An emerging porcine virus capable of rapid transmission and high mortality rates has U.S. swine experts scrambling to determine both the origin of the virus and the most effective way to stop it in its tracks.
The virus, known as the Porcine Epidemic Diarrhea Virus (PEDV), has never been seen in the United States before, but has been seen in parts of Europe and Asia. Reuters reported earlier this week that recent PEDV outbreaks in China claimed more than 1 million piglets. Pigs infected with PEDV will suffer from extreme diarrhea, vomiting and dehydration.
Fortunately, PEDV poses no risk to humans or other animals, and pork or meat products from infected pigs is still safe for people to eat. But the sudden emergence of the virus in five states including Colorado, Illinois, Indiana, Iowa and Minnesota, has raised new questions about our ability to monitor emerging animal diseases and potential threats to the U.S. food supply.

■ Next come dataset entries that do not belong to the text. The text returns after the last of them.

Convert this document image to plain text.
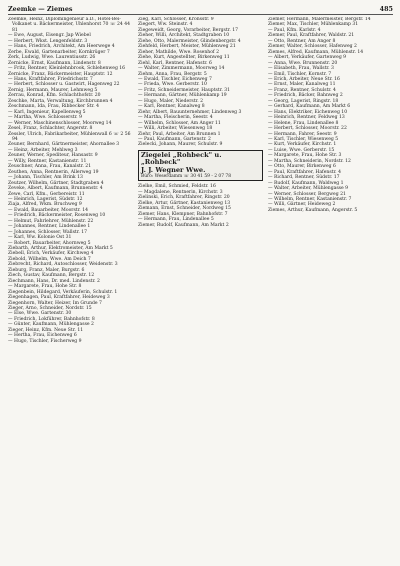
Zeemke — Ziemes	485
Zeemke, Heinz, Diplomingenieur a.D., Hotel-Bei-Volkanet u. Bäckermeister, Uhlenhorst 70 ☏ 24 44 81
— Ewe, August, Eisengr. Jap Wiebel
— Herbert, Wkst. Lengenfeldstr. 3
— Hans, Friedrich, Architekt, Am Heerwege 4
Zerbe, Ewald, Gartenarbeiter, Kornkrüger 7
Zerk, Ludwig, Wwe. Laurentiusstr. 26
Zernicke, Ernst, Kaufmann, Lindenstr. 8
— Fritz, Rentner, Kleinlehnbrook, Schlehenweg 16
Zernicke, Franz, Bäckermeister, Hauptstr. 12
— Hans, Kraftfahrer, Friedrichsstr. 7
— Herbert, Schlosser u. Gastwirt, Hagenweg 22
Zernig, Hermann, Maurer, Lehmweg 5
Zerrau, Konrad, Kfm. Schlachthofstr. 20
Zeschke, Marta, Verwaltung, Kirchbrunnen 4
Zeschmann, Ida, Frau, Ribbecker Str. 4
— Karl, Ingenieur, Kapellenweg 5
— Martha, Wwe. Schlosserstr. 9
— Werner, Maschinenschlosser, Moorweg 14
Zesel, Franz, Schlachter, Angerstr. 8
Zessler, Ulrich, Fabrikarbeiter, Mühlenwall 6 ☏ 2 56 94
Zeuner, Bernhard, Gärtnermeister, Ahornallee 3
— Heinz, Arbeiter, Mehlweg 3
Zeuner, Werner, Spediteur, Hansastr. 9
— Willy, Rentner, Kastanienstr. 11
Zeuschner, Anna, Frau, Kanalstr. 21
Zeuthen, Anna, Rentnerin, Allerweg 19
— Johann, Tischler, Am Brink 13
Zeutzer, Wilhelm, Gärtner, Stadtgraben 4
Zeveke, Albert, Kaufmann, Brunnenstr. 4
Zewe, Carl, Kfm., Gerbereistr. 11
— Heinrich, Lagerist, Südstr. 12
Ziaja, Alfred, Wkm. Bruchweg 9
— Ewald, Bauarbeiter, Moorstr. 14
— Friedrich, Bäckermeister, Rosenweg 10
— Helmut, Fahrlehrer, Mühlenstr. 22
— Johannes, Rentner, Lindenallee 1
— Johannes, Schlosser, Wallstr. 17
— Karl, Ww. Kolonie Ost 31
— Robert, Bauarbeiter, Ahornweg 5
Ziebarth, Arthur, Elektromeister, Am Markt 5
Ziebell, Erich, Verkäufer, Kirchweg 4
Ziebold, Wilhelm, Wwe. Am Deich 7
Ziebrecht, Richard, Autoschlosser, Weidenstr. 3
Zieburg, Franz, Maler, Burgstr. 6
Ziech, Gustav, Kaufmann, Bergstr. 12
Ziechmann, Hans, Dr. med. Lindenstr. 2
— Margarete, Frau, Hohe Str. 8
Ziegenbein, Hildegard, Verkäuferin, Schulstr. 1
Ziegenhagen, Paul, Kraftfahrer, Heideweg 3
Ziegenhorn, Walter, Heizer, Im Grunde 7
Zieger, Arno, Schneider, Nordstr. 15
— Else, Wwe. Gartenstr. 30
— Friedrich, Lokführer, Bahnhofstr. 8
— Günter, Kaufmann, Mühlengasse 2
Zieger, Heinz, Kfm. Neue Str. 11
— Hertha, Frau, Eichenweg 6
— Hugo, Tischler, Fischerweg 9
Zieg, Karl, Schlosser, Kronsstr. 9
Ziegert, Ww. Steinstr. 4
Ziegeweidt, Georg, Vorarbeiter, Bergstr. 17
Zieher, Willi, Architekt, Stadtgraben 10
Ziehe, Otto, Malermeister, Glindenbergstr. 4
Ziehfeld, Herbert, Meister, Mühlenweg 21
Zieher, Mathilde, Wwe. Rosenhof 2
Ziehe, Kurt, Angestellter, Birkenweg 11
Ziehl, Karl, Rentner, Hafenstr. 6
— Walter, Zimmermann, Moorweg 14
Ziehm, Anna, Frau, Bergstr. 5
— Ewald, Tischler, Eichenweg 7
— Frieda, Wwe. Gerberstr. 10
— Fritz, Schneidermeister, Hauptstr. 31
— Hermann, Gärtner, Mühlenkamp 19
— Hugo, Maler, Niederstr. 2
— Karl, Rentner, Kanalweg 8
Ziehr, Albert, Bauunternehmer, Lindenweg 3
— Martha, Fleischerin, Seestr. 4
— Wilhelm, Schlosser, Am Anger 11
— Willi, Arbeiter, Wiesenweg 18
Ziehr, Paul, Arbeiter, Am Brunnen 1
— Paul, Kaufmann, Gartenstr. 2
Zielecki, Johann, Maurer, Schulstr. 9
Ziegelei „Rohbeck" u. „Rohbeck"
J. J. Wegner Wwe.
Büro: Weserdamm ☏ 30 41 59 - 2 07 78
Zielke, Emil, Schmied, Feldstr. 16
— Magdalene, Rentnerin, Kirchstr. 3
Zielinski, Erich, Kraftfahrer, Ringstr. 20
Zielke, Artur, Gärtner, Kastanienweg 13
Ziemann, Ernst, Schneider, Nordweg 15
Ziemer, Hans, Klempner, Bahnhofstr. 7
— Hermann, Frau, Lindenallee 5
Ziemer, Rudolf, Kaufmann, Am Markt 2
Ziemer, Hermann, Malermeister, Bergstr. 14
Ziemer, Max, Tischler, Mühlenkamp 31
— Paul, Kfm. Karlstr. 4
Ziemer, Paul, Kraftfahrer, Waldstr. 21
— Otto, Rentner, Am Anger 8
Ziemer, Walter, Schlosser, Hafenweg 2
Ziemes, Alfred, Kaufmann, Mühlenstr. 14
— Albert, Verkäufer, Gartenweg 9
— Anna, Wwe. Brunnenstr. 20
— Elisabeth, Frau, Wallstr. 3
— Emil, Tischler, Kornstr. 7
— Erich, Arbeiter, Neue Str. 16
— Ernst, Maler, Kanalweg 11
— Franz, Rentner, Schulstr. 4
— Friedrich, Bäcker, Bahnweg 2
— Georg, Lagerist, Ringstr. 18
— Gerhard, Kaufmann, Am Markt 6
— Hans, Elektriker, Eichenweg 10
— Heinrich, Rentner, Feldweg 13
— Helene, Frau, Lindenallee 8
— Herbert, Schlosser, Moorstr. 22
— Hermann, Fahrer, Seestr. 9
— Karl, Tischler, Wiesenweg 5
— Kurt, Verkäufer, Kirchstr. 1
— Luise, Wwe. Gerberstr. 15
— Margarete, Frau, Hohe Str. 3
— Martha, Schneiderin, Nordstr. 12
— Otto, Maurer, Birkenweg 6
— Paul, Kraftfahrer, Hafenstr. 4
— Richard, Rentner, Südstr. 17
— Rudolf, Kaufmann, Waldweg 1
— Walter, Arbeiter, Mühlengasse 9
— Werner, Schlosser, Bergweg 21
— Wilhelm, Rentner, Kastanienstr. 7
— Willi, Gärtner, Heideweg 2
Ziemes, Arthur, Kaufmann, Angerstr. 5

There is still no definitive answer on how the virus entered the United States.
According to Montserrat Torremorell, D.V.M., Ph.D., the Allen D. Leman Chair in Swine Health and Productivity at the University of Minnesota’s College of Veterinary Medicine (CVM), there aren’t many U.S. experts with insight into PEDV because the issue has rarely been seen outside of parts of Europe and Asia.

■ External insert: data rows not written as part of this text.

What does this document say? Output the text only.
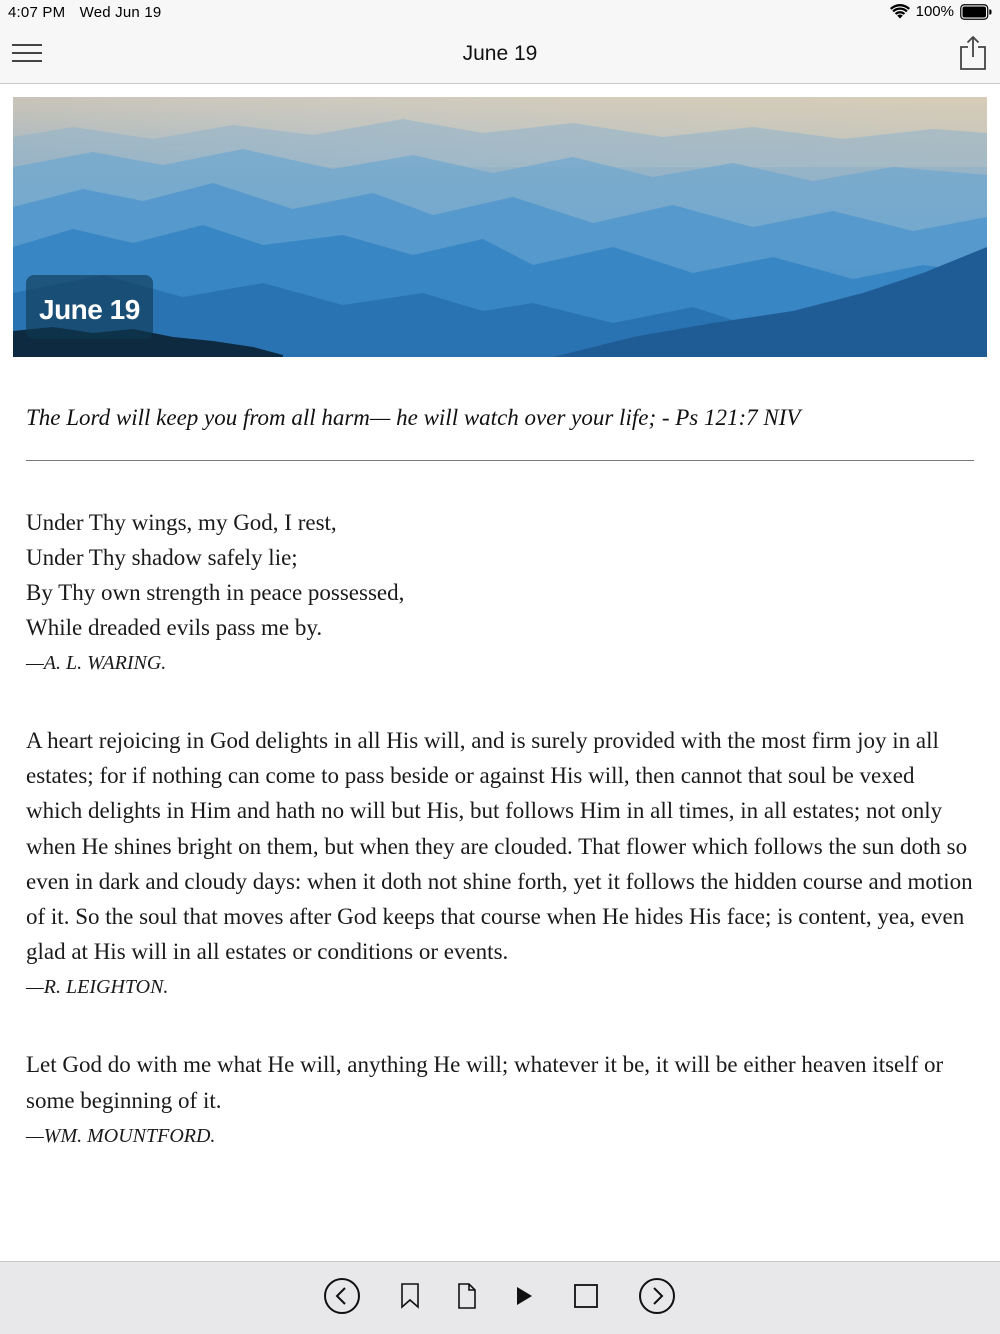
4:07 PM Wed Jun 19	100%
June 19
June 19

The Lord will keep you from all harm— he will watch over your life; - Ps 121:7 NIV

Under Thy wings, my God, I rest,
Under Thy shadow safely lie;
By Thy own strength in peace possessed,
While dreaded evils pass me by.
—A. L. WARING.

A heart rejoicing in God delights in all His will, and is surely provided with the most firm joy in all estates; for if nothing can come to pass beside or against His will, then cannot that soul be vexed which delights in Him and hath no will but His, but follows Him in all times, in all estates; not only when He shines bright on them, but when they are clouded. That flower which follows the sun doth so even in dark and cloudy days: when it doth not shine forth, yet it follows the hidden course and motion of it. So the soul that moves after God keeps that course when He hides His face; is content, yea, even glad at His will in all estates or conditions or events.

—R. LEIGHTON.

Let God do with me what He will, anything He will; whatever it be, it will be either heaven itself or some beginning of it.

—WM. MOUNTFORD.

Detecting the emergence of PEDV was complicated by the fact that the virus resembles Transmissible Gastroenteritis (TGE), which is seen on U.S. farms. As a result, farmers and pork producers weren’t immediately sure what they were seeing was PEDV.
To combat the emerging virus, University of Minnesota experts from the CVM’s Veterinary Diagnostic Lab are taking a leadership role in helping provide the testing and diagnostic analysis that will allow pork producers, swine farmers and veterinarians to test their herds. Experts from universities in Iowa, South Dakota, and Kansas are also dedicating resources to stopping the PEDV outbreak.

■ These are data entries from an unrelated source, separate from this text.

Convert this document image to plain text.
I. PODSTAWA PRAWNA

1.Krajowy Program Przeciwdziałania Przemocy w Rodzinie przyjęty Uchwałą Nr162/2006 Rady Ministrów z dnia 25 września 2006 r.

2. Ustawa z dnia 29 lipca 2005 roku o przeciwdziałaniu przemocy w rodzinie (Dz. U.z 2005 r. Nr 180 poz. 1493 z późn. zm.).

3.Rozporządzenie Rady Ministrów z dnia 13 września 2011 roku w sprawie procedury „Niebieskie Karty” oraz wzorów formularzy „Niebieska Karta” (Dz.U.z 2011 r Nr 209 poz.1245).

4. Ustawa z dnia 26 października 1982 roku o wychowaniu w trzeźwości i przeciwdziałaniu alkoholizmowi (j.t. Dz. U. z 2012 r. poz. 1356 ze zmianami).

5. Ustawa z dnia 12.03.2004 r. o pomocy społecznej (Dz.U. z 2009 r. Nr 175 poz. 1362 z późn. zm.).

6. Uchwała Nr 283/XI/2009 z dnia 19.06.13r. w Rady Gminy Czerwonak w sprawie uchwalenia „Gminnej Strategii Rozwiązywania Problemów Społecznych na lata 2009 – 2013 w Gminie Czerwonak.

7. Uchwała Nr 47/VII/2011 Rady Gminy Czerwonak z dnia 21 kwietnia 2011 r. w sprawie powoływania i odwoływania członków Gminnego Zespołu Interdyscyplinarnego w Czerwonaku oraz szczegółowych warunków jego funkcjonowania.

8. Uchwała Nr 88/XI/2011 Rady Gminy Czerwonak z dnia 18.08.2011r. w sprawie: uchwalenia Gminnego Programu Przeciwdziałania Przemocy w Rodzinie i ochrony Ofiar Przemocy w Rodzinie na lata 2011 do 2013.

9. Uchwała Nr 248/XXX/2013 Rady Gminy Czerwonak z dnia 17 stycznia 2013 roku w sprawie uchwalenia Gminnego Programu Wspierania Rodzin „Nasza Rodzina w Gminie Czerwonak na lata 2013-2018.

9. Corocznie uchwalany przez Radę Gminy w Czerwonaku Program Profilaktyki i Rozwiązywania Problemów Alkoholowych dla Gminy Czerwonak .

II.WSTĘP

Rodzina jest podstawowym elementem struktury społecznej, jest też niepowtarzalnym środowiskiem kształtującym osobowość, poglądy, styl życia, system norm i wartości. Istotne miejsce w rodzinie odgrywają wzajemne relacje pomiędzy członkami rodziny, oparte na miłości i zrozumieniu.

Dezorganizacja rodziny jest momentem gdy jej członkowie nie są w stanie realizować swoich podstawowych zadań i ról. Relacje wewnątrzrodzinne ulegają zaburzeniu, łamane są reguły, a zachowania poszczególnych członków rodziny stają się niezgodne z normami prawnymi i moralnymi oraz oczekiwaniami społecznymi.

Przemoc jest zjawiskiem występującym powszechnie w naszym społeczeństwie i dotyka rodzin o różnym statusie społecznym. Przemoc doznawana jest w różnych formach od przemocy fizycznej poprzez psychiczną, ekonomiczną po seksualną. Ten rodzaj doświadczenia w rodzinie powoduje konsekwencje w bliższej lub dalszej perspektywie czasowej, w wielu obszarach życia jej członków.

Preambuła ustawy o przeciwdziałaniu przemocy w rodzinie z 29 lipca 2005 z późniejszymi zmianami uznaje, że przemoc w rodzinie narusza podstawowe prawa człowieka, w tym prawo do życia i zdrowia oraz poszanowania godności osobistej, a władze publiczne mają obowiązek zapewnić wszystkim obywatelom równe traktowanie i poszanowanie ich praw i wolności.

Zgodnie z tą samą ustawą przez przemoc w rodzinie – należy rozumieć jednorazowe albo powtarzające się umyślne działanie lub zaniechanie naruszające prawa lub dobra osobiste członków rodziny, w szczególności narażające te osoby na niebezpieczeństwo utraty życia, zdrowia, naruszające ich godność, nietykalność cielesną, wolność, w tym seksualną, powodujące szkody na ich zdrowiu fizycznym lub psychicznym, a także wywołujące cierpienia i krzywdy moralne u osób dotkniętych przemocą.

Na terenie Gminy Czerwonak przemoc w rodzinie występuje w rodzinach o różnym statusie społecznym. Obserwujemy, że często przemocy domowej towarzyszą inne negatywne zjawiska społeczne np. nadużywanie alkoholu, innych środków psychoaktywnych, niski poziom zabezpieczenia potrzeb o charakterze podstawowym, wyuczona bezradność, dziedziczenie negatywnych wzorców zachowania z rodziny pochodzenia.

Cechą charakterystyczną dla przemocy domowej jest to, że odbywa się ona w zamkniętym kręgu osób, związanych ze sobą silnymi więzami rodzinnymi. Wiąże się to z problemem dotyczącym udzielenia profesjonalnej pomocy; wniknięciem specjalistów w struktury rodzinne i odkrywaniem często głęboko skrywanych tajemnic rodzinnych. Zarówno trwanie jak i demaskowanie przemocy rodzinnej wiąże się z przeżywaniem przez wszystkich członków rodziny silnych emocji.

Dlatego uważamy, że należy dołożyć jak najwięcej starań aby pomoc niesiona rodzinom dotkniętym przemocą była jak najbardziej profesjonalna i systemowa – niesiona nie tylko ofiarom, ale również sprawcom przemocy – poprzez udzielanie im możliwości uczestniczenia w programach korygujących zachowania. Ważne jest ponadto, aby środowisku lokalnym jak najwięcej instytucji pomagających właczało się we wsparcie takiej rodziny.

In addition to Torremorell, the University of Minnesota veterinary team consists of Albert Rovira, D.V.M., Ph.D., Kurt Rossow, D.V.M., Ph.D., Han Soo Joo, D.V.M., Ph.D., Robert Morrison, Ph.D., and Peter Davis, Ph.D.
“When PEDV infects a farm that has no previous history with the virus a high mortality rate is the end result,” said Torremorell. “We’ll see 50 to 60 percent of young pigs die in a matter of days in some cases. It will especially affect the baby piglets and there’s really nothing you can do until the herd develops immunity.”
Because PEDV spreads easily via manure or equipment or even contact between the pigs themselves, the virus can be challenging to stop. According to Torremorell, lessons learned from combatting TGE may help slow the spread of PEDV because management strategies for TGE, such as exposing sows to the virus so they can pass immunity to their piglets, may help combat PEDV.
In Minnesota, very few farms have reported PEDV. Veterinarians are taking an active role in preventing the spread and aim to get the virus under control in the hot, dry months (which hinders transmission). The general public should not see an impact in terms of pork prices.